Так прошло восемь лет – восемь лучших лет жизни.
Гедвига переживала уже двадцать шестой год этой странной жизни, исполненной страшных, подавляющих контрастов – первая молодость ее проходила…
И вот, девушка решается бежать из отцовского дома, как, сорок пять лет тому назад, бежала другая честолюбивая девушка, Матрена Кочубей, но та бежала к любимому человеку, к своему счастью, а эта за тем, чтобы искать этого счастья.
В начале весны 1749 года Гедвига узнала, что императрица переехала в Москву и в апреле отправляется пешком к Троице на богомолье. Гедвига узнала, что императрица только в полутораста верстах от Ярославля – это так близко: близким казалось молодой девушке и ее долгоискомое счастье.
15-го апреля ночью Гедвига бежала.
Надеясь, что женщина скорее войдет в ее положение, особенно, когда узнает мотивы ее бегства, смелая девушка в эту же ночь явилась к жене ярославского воеводы Пушкина, и, обливаясь слезами, объявила ей, что она решилась на бегство от жестокости и преследований отца, что преследования эти воздвигнуты на нее за то, что она желает принять православие и что она решилась идти прямо к императрице, дойти до лавры и просить защиты доброй государыни. Пушкина рада была ухватиться за этот счастливый, случай, чтобы самой отличиться перед государыней, и той же ночью, вместе с беглянкой отправилась в лавру.
В лавре обе женщины нашли то, чего искали.

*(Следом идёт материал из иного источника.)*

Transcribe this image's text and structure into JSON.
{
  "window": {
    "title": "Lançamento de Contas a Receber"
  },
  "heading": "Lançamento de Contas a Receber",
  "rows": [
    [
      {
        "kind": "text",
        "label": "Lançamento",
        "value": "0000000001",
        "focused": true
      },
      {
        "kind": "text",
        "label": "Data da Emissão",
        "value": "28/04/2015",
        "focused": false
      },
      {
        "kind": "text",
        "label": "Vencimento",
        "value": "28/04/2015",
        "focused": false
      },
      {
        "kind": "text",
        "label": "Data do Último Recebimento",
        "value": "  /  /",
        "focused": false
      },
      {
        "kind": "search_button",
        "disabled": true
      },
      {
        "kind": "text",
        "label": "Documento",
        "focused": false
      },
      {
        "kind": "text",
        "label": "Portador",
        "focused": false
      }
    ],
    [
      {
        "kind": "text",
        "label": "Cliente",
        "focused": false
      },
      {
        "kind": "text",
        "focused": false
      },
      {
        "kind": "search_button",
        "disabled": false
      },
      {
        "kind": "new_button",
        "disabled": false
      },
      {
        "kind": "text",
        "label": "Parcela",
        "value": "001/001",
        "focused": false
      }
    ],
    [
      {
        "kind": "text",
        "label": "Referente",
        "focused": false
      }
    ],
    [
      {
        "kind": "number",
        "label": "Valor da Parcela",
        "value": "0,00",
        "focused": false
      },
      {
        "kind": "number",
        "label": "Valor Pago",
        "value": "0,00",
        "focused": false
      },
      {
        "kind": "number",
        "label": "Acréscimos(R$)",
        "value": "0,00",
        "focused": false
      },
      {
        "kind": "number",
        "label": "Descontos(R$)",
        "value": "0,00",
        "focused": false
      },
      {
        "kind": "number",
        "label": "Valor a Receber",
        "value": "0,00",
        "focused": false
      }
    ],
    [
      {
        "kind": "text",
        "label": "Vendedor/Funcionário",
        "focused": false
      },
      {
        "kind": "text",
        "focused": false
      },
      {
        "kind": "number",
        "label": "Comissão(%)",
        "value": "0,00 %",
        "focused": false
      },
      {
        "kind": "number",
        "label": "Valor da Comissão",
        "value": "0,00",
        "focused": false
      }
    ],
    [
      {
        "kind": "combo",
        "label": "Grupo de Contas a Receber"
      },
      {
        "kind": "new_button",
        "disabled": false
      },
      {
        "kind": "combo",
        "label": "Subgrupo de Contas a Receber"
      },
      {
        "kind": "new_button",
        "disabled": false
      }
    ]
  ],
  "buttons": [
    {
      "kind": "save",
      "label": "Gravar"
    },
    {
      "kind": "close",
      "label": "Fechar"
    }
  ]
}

Пушкина представила Гедвигу первой статс-даме государыни, Шуваловой, и та приняла участие в молодой девушке. Гедвига, обладая искусством заслуживать общее расположение и побеждать обаянием своего ума, нашла в Шуваловой сильную покровительницу, которая приняла в ней самое горячее участие. Девушка представлена была императрице, как несчастная жертва родительской тирании, как существо, страдающее за тайную приверженность к православию: то была «бедная овечка», ищущая своего стада, как представили это дело императрице. Без слов, но с горькими слезами Гедвига упала перед императрицей, и глубоко растрогала ее. Государыня обласкала девушку, обещала свое покровительство, обещала даже быть ее матерью при крещенье, которое и должно было совершиться в Москве.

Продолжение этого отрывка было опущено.